Mieterhöhung - Überlegungsfrist ist für die Prüfung der Mieterhöhung da

Durch die Überlegungsfrist soll Mietern ausreichend Zeit für die Prüfung der Mieterhöhung eingeräumt werden, um zu entscheiden, wie damit umgegangen werden soll:

- Ob die Zustimmung zur Mieterhöhung erfolgt:
Mieterhöhung - Zustimmung zur Mieterhöhung auf Vergleichsmiete?

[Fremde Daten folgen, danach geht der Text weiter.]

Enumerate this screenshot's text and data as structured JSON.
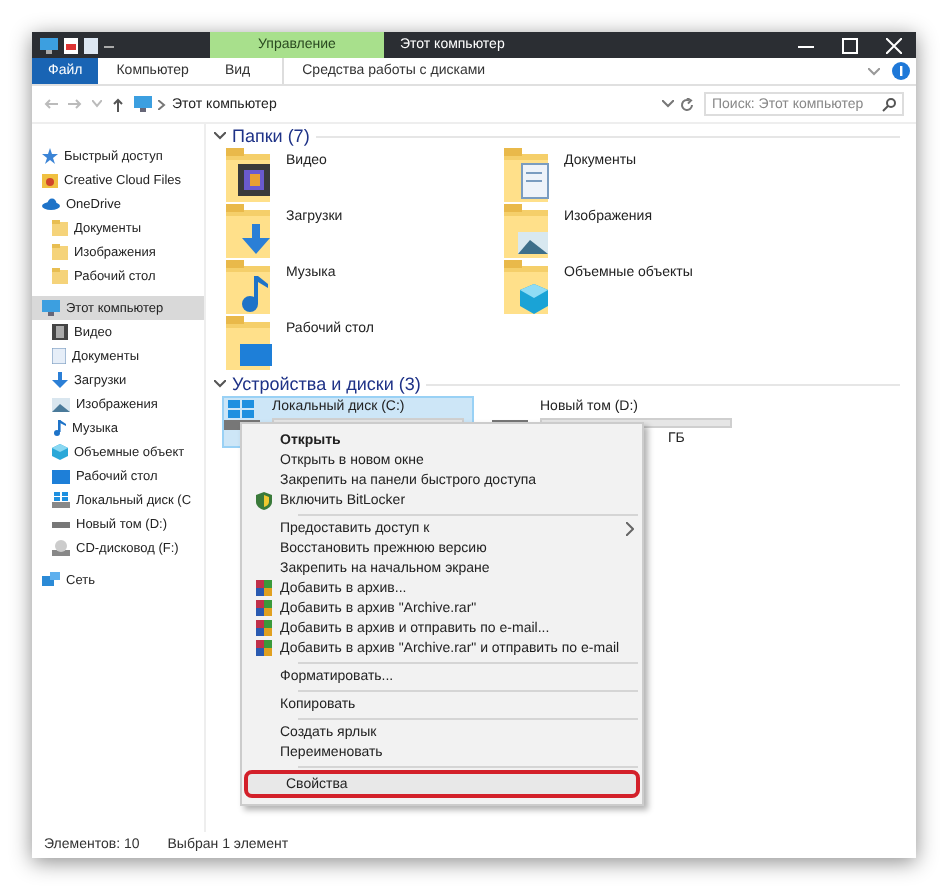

- zum Teil eine Zustimmung zur Mieterhöhung erfolgt:
Mieterhöhung auf ortsübliche Miete - Teilzustimmung zur Mieterhöhung,

- das Sonderkündigungsrecht wahrgenommen wird:
Mietvertrag wegen Mieterhöhung kündigen - Sonderkündigungsrecht 

Hinweis


Ist es aus besonderen Gründen nicht möglich, die Mieterhöhung innerhalb der Überlegungsfrist prüfen zu lassen, z.B. wegen einer Erkrankung, weil keine Beratungsstelle oder eine Anwältin / ein Anwalt aufgesucht werden kann, dann kann es sinnvoll sein, den Vermieter mit dieser Begründung um Geduld zu bitten.

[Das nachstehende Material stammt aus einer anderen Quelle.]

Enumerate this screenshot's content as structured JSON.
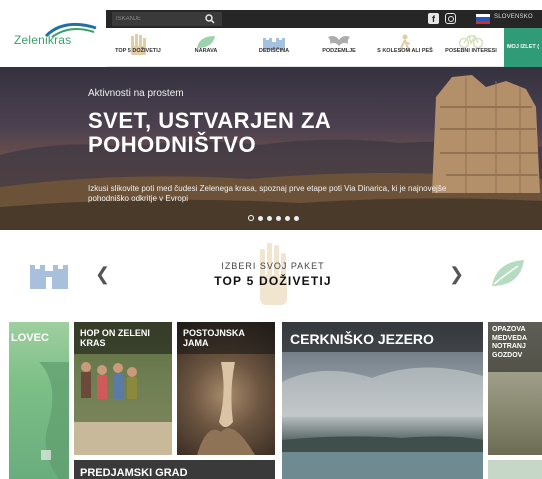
{
  "brand": {
    "logo_text": "Zelenikras"
  },
  "topbar": {
    "search_placeholder": "ISKANJE",
    "language": "SLOVENSKO"
  },
  "nav": {
    "items": [
      {
        "label": "TOP 5 DOŽIVETIJ"
      },
      {
        "label": "NARAVA"
      },
      {
        "label": "DEDIŠČINA"
      },
      {
        "label": "PODZEMLJE"
      },
      {
        "label": "S KOLESOM ALI PEŠ"
      },
      {
        "label": "POSEBNI INTERESI"
      },
      {
        "label": "MOJ IZLET ("
      }
    ]
  },
  "hero": {
    "kicker": "Aktivnosti na prostem",
    "title": "SVET, USTVARJEN ZA POHODNIŠTVO",
    "text": "Izkusi slikovite poti med čudesi Zelenega krasa, spoznaj prve etape poti Via Dinarica, ki je najnovejše pohodniško odkritje v Evropi",
    "slides": 6,
    "active_slide": 0
  },
  "packages": {
    "kicker": "IZBERI SVOJ PAKET",
    "title": "TOP 5 DOŽIVETIJ"
  },
  "tiles": [
    {
      "title": "LOVEC"
    },
    {
      "title": "HOP ON ZELENI KRAS"
    },
    {
      "title": "POSTOJNSKA JAMA"
    },
    {
      "title": "CERKNIŠKO JEZERO"
    },
    {
      "title": "OPAZOVA MEDVEDA NOTRANJ GOZDOV"
    },
    {
      "title": "PREDJAMSKI GRAD"
    }
  ],
  "colors": {
    "accent": "#2f9c77",
    "topbar": "#262626",
    "brand_green": "#3aa06a"
  }
}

Es kann dann sein, dass der Vermieter nicht gleich Klage auf Zustimmung zur Mieterhöhung erhebt.

Mieterhöhung - Zahlung der erhöhten Miete als Zustimmung

Wird vom Mieter keine schriftliche Zustimmung gegeben, wird aber die erhöhte Miete einfach gezahlt, dann kann dies nach einigen Monaten als Zustimmung zur Mieterhöhung gewertet werden:
Bundesgerichtshof - Mieterhöhung dreimal zahlen ist Zustimmung 

Keine Zustimmung zur Mieterhöhung durch Mieter

Eine ausführliche Beschreibung, was geschieht, wenn Sie als Mieterin oder Mieter der Mieterhöhung nicht zustimmen, finden Sie hier:
Vergleichsmiete - Der Mieterhöhung nicht zustimmen, was dann?

Tipp


Wenn die Mieterhöhung rechtmäßig ist:
Mieter und Vermieter können sich jederzeit einvernehmlich über eine geringere Mieterhöhung verständigen.
Es kann für Mieter sinnvoll sein, sich mit diesem Anliegen an den Vermieter zu wenden, z.B. weil man wirtschaftlich nicht in der Lage ist, die Mieterhöhung zu zahlen - vielleicht ist eine Einigung möglich.